CMS has launched an effort asking consumers for stories on their ability to access and share their medical information. It seems to be part and parcel with the agency’s MyHealthEData initiative, a broad initiative focused on giving every American control of the medical data which was launched last May.
The current campaign was kicked off in a tweet by CMS Administrator Seema Verma:
Had trouble getting your health records? Or getting your doctor to share your records with other doctors? Tell us about your experience moving your health data between your drs, specialists & health insurance plans & the impact on you. Submit your story: MyHealthEData@cms.hhs.gov pic.twitter.com/ZVxlH5aiTB
— Administrator Seema Verma (@SeemaCMS) May 6, 2019
Verma’s tweet sparked an interesting conversation about such access among other Twitter users. For example, Matthew Taber noted that mobile health access is making things easy for him:
I can easily get my medical records thanks to Tim Cook and @Apple getting my academic internist’s facility into their medical records program on the iPhone. Thanks to them, my records are with me 24/7 and travel with me anywhere. #ItsMyMedicalRecord
— Matthew Taber (@matthewtaber) May 7, 2019
Another user, Jen Graff, pointed out that even if patients do have access, not all medical record data is made equal:
Data= Knowledge. However, even working within the system, hard to not only get your records, but to get them in a usable form. Binders and three hole punch “notes” don’t help. #ItsMyMedicalRecord https://t.co/2sKsbLr1yc
— Jen Graff (@Jennifersgraff) May 6, 2019
In another tweet, Vitali Khvatkov made a good point about who is really likely to drive demand for medical record data:
The problem is that for the patient having record has low utility, its other players – doctors, labs, analytics, apps, drug makers, ACOs, etc. who can utilize patient information and get some benefits. It’s problem of “Appropriation of Rents”
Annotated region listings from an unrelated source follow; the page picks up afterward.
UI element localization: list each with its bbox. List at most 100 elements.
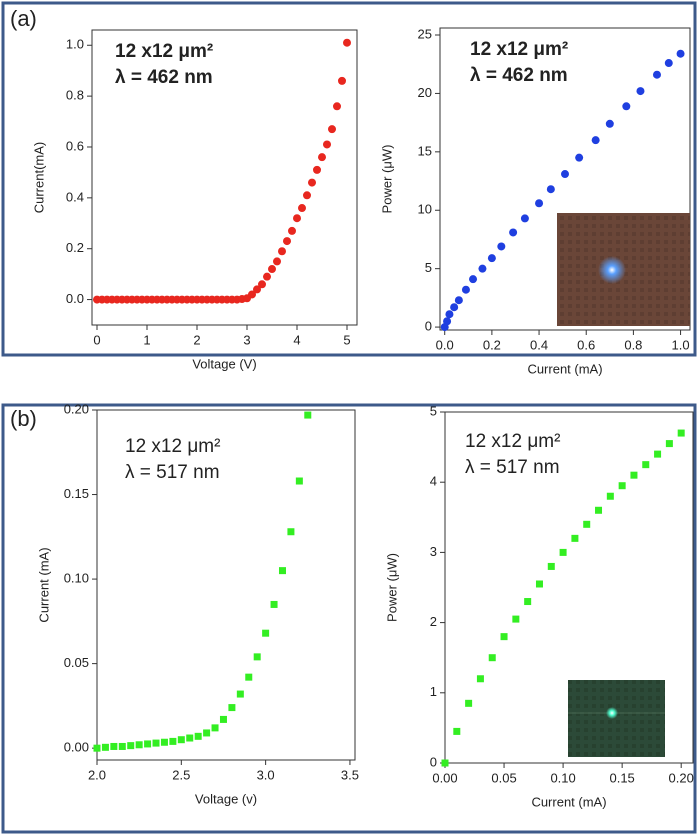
y-tick-label: 4	[430, 474, 437, 489]
y-tick-label: 0.6	[66, 138, 84, 153]
point	[622, 102, 631, 111]
panel-border	[1, 403, 697, 834]
point	[263, 272, 271, 281]
point	[194, 732, 202, 740]
plot-frame	[91, 29, 358, 326]
point	[512, 615, 520, 623]
point	[677, 429, 685, 437]
point	[101, 743, 109, 751]
x-tick-label: 0.2	[483, 337, 501, 352]
point	[177, 736, 185, 744]
annotation: 12 x12 μm²	[125, 436, 220, 457]
point	[245, 673, 253, 681]
x-axis-title: Voltage (v)	[195, 791, 257, 806]
plot-frame	[444, 411, 694, 764]
point	[664, 59, 673, 68]
point	[298, 204, 306, 213]
point	[665, 440, 673, 448]
point	[219, 715, 227, 723]
point	[546, 185, 555, 194]
inset-image	[568, 680, 665, 757]
point	[605, 119, 614, 128]
point	[445, 310, 454, 319]
point	[571, 534, 579, 542]
point	[93, 744, 101, 752]
point	[535, 580, 543, 588]
x-tick-label: 3.0	[257, 767, 275, 782]
x-tick-label: 0.8	[624, 337, 642, 352]
point	[583, 520, 591, 528]
y-tick-label: 0	[430, 754, 437, 769]
point	[110, 742, 118, 750]
y-tick-label: 10	[418, 202, 432, 217]
point	[258, 280, 266, 289]
point	[152, 739, 160, 747]
x-tick-label: 2.0	[88, 767, 106, 782]
point	[487, 254, 496, 263]
point	[236, 690, 244, 698]
point	[211, 724, 219, 732]
point	[524, 598, 532, 606]
point	[595, 506, 603, 514]
y-axis-title: Current(mA)	[31, 142, 46, 214]
y-tick-label: 0.10	[64, 571, 89, 586]
point	[461, 285, 470, 294]
annotation: λ = 462 nm	[115, 67, 213, 88]
x-axis-title: Current (mA)	[527, 361, 602, 376]
y-tick-label: 0.0	[66, 291, 84, 306]
point	[186, 734, 194, 742]
x-tick-label: 3.5	[341, 767, 359, 782]
point	[618, 482, 626, 490]
point	[253, 653, 261, 661]
point	[636, 87, 645, 96]
x-tick-label: 0.00	[432, 770, 457, 785]
y-axis-title: Current (mA)	[36, 547, 51, 622]
y-tick-label: 0.20	[64, 401, 89, 416]
point	[561, 170, 569, 179]
panel-label: (a)	[10, 6, 37, 31]
point	[520, 214, 529, 223]
x-tick-label: 0.6	[577, 337, 595, 352]
y-tick-label: 3	[430, 544, 437, 559]
x-axis-title: Current (mA)	[531, 794, 606, 809]
y-tick-label: 0.00	[64, 740, 89, 755]
point	[454, 296, 463, 305]
point	[295, 477, 303, 485]
x-tick-label: 1.0	[672, 337, 690, 352]
point	[509, 228, 518, 237]
y-tick-label: 20	[418, 85, 432, 100]
point	[535, 199, 544, 208]
point	[273, 257, 281, 266]
x-tick-label: 0.10	[550, 770, 575, 785]
point	[478, 264, 487, 273]
point	[465, 699, 473, 707]
y-tick-label: 0	[425, 319, 432, 334]
point	[127, 742, 135, 750]
y-tick-label: 2	[430, 614, 437, 629]
point	[343, 38, 351, 47]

— Vitali Khvatkov (@VitaliKhvatkov) May 8, 2019
The latter tweet brings up a particularly important point too seldom mentioned in discussions about patient medical record access, which is that we still haven’t turned most Americans into eager health data users. (Heck, I’m a mad patient advocate and I’ve never wrestled with getting my entire medical record.)
Oh, don’t get me wrong, there are patients and caregivers who want and need access to the patient’s complete medical information, and also need to be sure that that information can be shared freely between providers. The thing is, in my experience few consumers spend a lot of time chasing down their health data until they need it.
As a result, we are not likely to see a massive groundswell of patient indignation over medical record access and sharing in the near-term. And of course, while CMS may have the regulatory power to force change, it can take a looooong time to happen.
To be sure, I’ll be interested to read the first stories CMS collects on this topic. I just don’t know if the effort will do anything to overcome some providers’ aversion to making medical record access easy for consumers.